With raw memories of Soviet occupation during the Cold War, the governments of Estonia, Latvia, Lithuania and Poland have been lobbying frantically for an enhanced Nato presence ever since Russian troops swept into Crimea and east Ukraine three years ago.
In the event of an actual war with Russia, however, they probably would not last long. The Russian military has tens of thousands of troops in its western military district.
Thankfully, no one really expects that to happen. In public, at least, serious Russian military thinkers pooh-pooh the idea of Moscow making a land grab in the Baltics. The factors that drove the annexation of Crimea – overwhelming pro-Russian public sentiment, the need to secure a strategically vital military port, and a militarily decrepit enemy without allies – simply do not exist, they say.
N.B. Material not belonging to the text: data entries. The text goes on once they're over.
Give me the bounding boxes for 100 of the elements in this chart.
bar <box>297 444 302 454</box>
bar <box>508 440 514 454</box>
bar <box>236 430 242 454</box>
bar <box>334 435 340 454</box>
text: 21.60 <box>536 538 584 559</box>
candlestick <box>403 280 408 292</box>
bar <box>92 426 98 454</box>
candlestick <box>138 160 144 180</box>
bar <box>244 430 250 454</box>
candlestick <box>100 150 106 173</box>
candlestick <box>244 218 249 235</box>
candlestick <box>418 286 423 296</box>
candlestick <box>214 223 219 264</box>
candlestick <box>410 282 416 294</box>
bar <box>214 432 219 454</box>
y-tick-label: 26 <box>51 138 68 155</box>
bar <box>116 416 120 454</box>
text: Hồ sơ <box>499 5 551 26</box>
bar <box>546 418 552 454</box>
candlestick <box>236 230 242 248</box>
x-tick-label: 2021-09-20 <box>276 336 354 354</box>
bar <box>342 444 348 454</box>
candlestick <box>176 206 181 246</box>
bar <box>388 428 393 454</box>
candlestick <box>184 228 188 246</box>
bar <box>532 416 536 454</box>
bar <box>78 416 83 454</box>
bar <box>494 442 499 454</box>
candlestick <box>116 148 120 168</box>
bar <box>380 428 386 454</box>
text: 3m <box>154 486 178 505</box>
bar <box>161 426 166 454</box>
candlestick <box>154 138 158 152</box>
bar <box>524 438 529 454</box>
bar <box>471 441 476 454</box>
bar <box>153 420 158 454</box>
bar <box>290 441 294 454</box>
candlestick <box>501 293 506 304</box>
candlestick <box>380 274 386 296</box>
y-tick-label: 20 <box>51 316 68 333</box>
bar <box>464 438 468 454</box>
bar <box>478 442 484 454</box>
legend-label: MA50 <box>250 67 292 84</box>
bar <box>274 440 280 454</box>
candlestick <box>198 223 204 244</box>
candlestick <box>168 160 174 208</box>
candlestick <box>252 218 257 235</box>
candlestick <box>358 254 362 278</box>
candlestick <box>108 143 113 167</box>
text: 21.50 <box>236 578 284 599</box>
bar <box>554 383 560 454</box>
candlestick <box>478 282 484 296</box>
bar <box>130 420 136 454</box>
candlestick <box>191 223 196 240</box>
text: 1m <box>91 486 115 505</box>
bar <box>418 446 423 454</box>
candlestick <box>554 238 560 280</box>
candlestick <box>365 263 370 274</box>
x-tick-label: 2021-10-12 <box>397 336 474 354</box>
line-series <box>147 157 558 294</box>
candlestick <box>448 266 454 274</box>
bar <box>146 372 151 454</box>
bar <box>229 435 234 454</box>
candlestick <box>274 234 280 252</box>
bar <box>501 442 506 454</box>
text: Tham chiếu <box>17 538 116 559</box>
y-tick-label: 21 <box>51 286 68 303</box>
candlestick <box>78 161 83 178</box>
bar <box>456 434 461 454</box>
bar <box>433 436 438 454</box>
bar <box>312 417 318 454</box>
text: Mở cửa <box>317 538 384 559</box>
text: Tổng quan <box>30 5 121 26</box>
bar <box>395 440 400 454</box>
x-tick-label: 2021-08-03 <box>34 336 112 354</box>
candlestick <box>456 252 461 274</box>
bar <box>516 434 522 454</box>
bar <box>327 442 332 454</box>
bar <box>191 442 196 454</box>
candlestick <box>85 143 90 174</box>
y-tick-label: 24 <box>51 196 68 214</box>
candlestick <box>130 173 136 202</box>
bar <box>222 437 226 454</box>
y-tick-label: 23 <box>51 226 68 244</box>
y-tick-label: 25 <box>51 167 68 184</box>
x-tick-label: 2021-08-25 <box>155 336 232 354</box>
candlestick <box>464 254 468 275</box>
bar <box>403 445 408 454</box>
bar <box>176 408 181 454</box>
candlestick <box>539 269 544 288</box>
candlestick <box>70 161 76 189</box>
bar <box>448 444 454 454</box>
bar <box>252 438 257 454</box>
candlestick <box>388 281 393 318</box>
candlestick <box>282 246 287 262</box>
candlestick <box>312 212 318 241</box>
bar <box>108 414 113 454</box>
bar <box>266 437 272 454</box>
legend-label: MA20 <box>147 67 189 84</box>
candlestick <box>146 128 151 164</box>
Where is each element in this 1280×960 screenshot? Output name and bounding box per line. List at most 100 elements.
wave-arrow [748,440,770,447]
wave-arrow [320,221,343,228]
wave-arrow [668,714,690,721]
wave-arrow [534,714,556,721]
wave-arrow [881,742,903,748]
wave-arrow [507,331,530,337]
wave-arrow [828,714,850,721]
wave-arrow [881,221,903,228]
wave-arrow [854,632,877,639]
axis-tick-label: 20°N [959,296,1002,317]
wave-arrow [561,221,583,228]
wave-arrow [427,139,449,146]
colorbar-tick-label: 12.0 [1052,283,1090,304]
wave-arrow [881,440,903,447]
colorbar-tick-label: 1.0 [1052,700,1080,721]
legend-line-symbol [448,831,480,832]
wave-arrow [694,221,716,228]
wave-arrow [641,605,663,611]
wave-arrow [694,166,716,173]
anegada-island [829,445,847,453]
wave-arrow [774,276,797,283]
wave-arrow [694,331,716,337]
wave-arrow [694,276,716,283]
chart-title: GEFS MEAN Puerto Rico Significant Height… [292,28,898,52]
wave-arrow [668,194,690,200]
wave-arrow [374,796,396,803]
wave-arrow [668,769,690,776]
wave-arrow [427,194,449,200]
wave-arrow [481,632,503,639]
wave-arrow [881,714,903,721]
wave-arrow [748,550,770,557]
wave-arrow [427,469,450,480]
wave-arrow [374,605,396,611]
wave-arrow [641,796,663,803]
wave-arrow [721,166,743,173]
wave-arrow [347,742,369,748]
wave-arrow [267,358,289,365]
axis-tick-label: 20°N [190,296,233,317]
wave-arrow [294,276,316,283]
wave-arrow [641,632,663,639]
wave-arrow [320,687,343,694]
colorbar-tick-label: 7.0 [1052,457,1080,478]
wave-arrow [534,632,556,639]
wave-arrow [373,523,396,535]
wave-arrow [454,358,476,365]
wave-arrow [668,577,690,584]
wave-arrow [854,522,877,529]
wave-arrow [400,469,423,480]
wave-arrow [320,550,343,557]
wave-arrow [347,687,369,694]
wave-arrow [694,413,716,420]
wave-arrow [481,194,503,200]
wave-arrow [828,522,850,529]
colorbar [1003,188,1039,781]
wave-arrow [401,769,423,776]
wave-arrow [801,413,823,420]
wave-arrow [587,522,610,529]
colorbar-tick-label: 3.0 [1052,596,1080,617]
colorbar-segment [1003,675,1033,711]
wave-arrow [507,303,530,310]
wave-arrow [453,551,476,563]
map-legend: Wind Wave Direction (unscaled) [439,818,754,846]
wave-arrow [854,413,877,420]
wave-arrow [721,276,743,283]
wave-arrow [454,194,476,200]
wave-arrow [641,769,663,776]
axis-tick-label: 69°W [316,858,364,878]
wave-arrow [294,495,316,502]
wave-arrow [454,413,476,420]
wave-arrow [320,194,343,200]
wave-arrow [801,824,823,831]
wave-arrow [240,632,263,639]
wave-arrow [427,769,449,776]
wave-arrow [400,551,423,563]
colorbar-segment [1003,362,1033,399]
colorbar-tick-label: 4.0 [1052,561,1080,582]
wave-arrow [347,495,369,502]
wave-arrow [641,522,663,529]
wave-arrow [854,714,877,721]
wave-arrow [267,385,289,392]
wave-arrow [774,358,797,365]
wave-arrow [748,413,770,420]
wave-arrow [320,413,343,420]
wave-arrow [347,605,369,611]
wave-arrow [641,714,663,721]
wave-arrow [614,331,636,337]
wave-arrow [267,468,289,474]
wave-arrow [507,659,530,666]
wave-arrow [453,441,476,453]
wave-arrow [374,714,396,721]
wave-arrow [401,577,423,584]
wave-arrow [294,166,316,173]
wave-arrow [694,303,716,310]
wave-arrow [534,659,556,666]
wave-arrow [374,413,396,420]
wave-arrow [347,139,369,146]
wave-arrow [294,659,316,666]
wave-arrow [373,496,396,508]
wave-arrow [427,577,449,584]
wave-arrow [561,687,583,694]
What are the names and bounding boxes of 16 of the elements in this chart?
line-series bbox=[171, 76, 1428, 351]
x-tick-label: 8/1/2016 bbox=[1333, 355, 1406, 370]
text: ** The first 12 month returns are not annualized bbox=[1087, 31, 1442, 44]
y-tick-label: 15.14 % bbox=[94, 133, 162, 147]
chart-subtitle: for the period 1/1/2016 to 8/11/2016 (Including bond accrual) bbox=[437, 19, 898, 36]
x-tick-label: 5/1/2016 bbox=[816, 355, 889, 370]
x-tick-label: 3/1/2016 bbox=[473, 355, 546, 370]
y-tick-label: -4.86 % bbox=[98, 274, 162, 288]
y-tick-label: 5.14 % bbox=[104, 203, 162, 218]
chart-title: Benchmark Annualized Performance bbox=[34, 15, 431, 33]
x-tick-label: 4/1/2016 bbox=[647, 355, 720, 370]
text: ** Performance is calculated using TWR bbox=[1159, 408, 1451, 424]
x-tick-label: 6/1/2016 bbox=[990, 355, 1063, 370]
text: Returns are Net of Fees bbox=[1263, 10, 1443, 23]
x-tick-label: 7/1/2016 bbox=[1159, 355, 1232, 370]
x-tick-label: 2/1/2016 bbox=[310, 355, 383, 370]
And while Western planners have learnt the hard way to take Russian assurances with a pinch of salt, even Jens Stoltenberg, the Nato Secretary General, has made it clear that war in the Baltics is unlikely. But there is a more fundamental cause at stake. Nato’s credibility is based on the principle of collective defence – that an attack on one is an attack on all. On paper, that is a sacred commitment that grants even the smallest allies a cast-iron security umbrella that is enough to deter all but the most fanatical (and suicidal) of enemies. But with the exception of the September 11 attacks, it has never really been tested. And no one really knows what would happen if a company of Russian paratroopers, say, occupied a patch of the Curonian spit.
Would Donald Trump, who has called the alliance “obsolete,” risk World War Three over a remote patch of sand and forest on the Baltic coast?
Would the German public, scarred for historical reasons, be willing to send troops to fight Russia again?
How, for that matter, would British voters, having voted to extricate themselves from Europe, react to the idea of a ruinous continental war?
Failure to respond could destroy the alliance’s credibility and spell the end of its de facto role as the foundation of European security – a long-term goal of Russian foreign policy.
In a sense, then, this deployment is addressed as much to Russia as to Nato itself.
The alliance is telling itself that even in these times of rising isolationism, it is not prepared to give up the ghost just yet.